Ndumele’s research focuses on the organization and delivery of services under Medicaid, health insurer for over 90 million Americans, and the extended social safety net. Amid concerns that the federal expansion of Medicaid would increase demand for services without a parallel increase in the number of physicians, Ndumele was the first researcher to calculate that expansion was unlikely to compromise access or reroute care to emergency rooms.
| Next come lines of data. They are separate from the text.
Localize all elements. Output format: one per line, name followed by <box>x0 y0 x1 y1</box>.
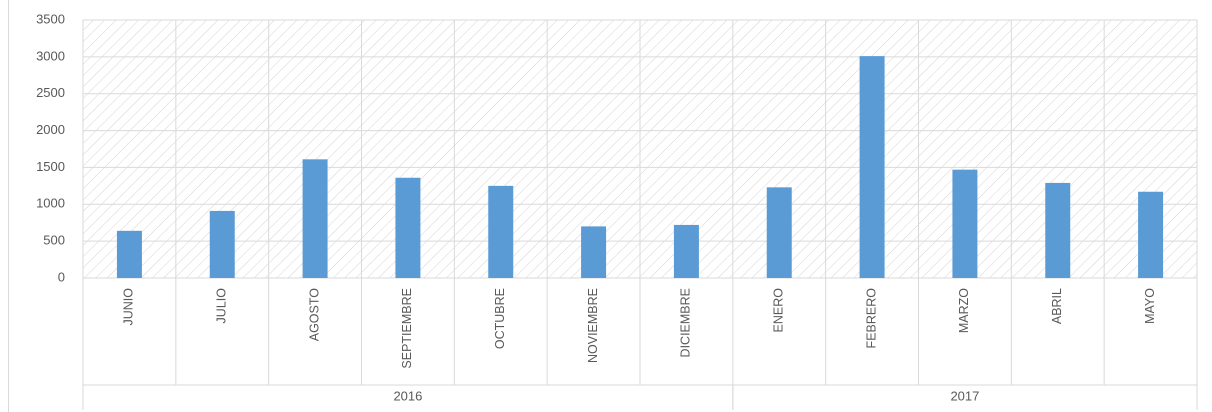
x-tick-label: DICIEMBRE <box>679 288 693 357</box>
bar <box>488 185 514 278</box>
bar <box>116 230 142 278</box>
group-label: 2017 <box>950 388 979 403</box>
x-tick-label: MAYO <box>1143 288 1157 324</box>
x-tick-label: AGOSTO <box>307 288 321 342</box>
bar <box>581 226 607 278</box>
x-tick-label: ABRIL <box>1050 288 1064 324</box>
x-tick-label: SEPTIEMBRE <box>400 288 414 369</box>
bar <box>952 169 978 278</box>
bar <box>673 224 699 278</box>
x-tick-label: FEBRERO <box>864 288 878 349</box>
bar <box>302 159 328 278</box>
bar <box>859 56 885 279</box>
y-tick-label: 1000 <box>36 196 65 211</box>
x-tick-label: MARZO <box>957 288 971 333</box>
x-tick-label: JUNIO <box>122 288 136 326</box>
bar <box>1138 191 1164 278</box>
x-tick-label: JULIO <box>215 288 229 324</box>
y-tick-label: 3500 <box>36 11 65 26</box>
bar <box>1045 182 1071 278</box>
y-tick-label: 2500 <box>36 85 65 100</box>
bar <box>209 210 235 278</box>
x-tick-label: NOVIEMBRE <box>586 288 600 363</box>
bar <box>766 187 792 278</box>
group-label: 2016 <box>393 388 422 403</box>
y-tick-label: 2000 <box>36 122 65 137</box>
y-tick-label: 3000 <box>36 48 65 63</box>
y-tick-label: 1500 <box>36 159 65 174</box>
x-tick-label: ENERO <box>772 288 786 333</box>
bar <box>395 177 421 278</box>
y-tick-label: 0 <box>58 269 65 284</box>
x-tick-label: OCTUBRE <box>493 288 507 349</box>
y-tick-label: 500 <box>43 233 65 248</box>
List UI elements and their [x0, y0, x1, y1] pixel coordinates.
His contributions include groundbreaking studies examining “ghost providers” in Medicaid networks (which claim to take Medicaid coverage but deliver little to no care to recipients); the relationship between social services availability and utilization and health outcomes; and inefficiencies and persistent disparities within the U.S. health care system. Recognized as an Emerging Scholar by the National Academies of Medicine in 2023, he has been cited over 2500 times in peer-reviewed literature.
Currently, Ndumele is leading a multi-state initiative aimed at designing a smarter, more integrated safety-net for low-income households, while also embedding a data science team from Yale within the Connecticut Department of Social Services to cultivate evidence-based policy improvements.
We spoke with Professor Ndumele about his contributions, his ongoing projects and how the mentorship he received at Brown expanded his approach to building a more equitable and efficient health care system.
You’ve achieved remarkable success early in your career, particularly in health policy research related to low-income Americans. What initially drew you to this area of study?
The inequity in health outcomes among low-income Americans resonated with me deeply. Growing up in East Orange, New Jersey, it was common to see preventable health challenges severely impacting lives, and that felt wrong on a personal level.
As a child, I lived next door to an elderly woman who would routinely say, “If something happens to me, make sure they take me to Mountainside Hospital.” But Mountainside was four towns and six hospitals away. She viscerally and intuitively understood that the care she would get in her community wasn’t the best. I wanted to figure out why that was the case and what I could do to help solve that challenge.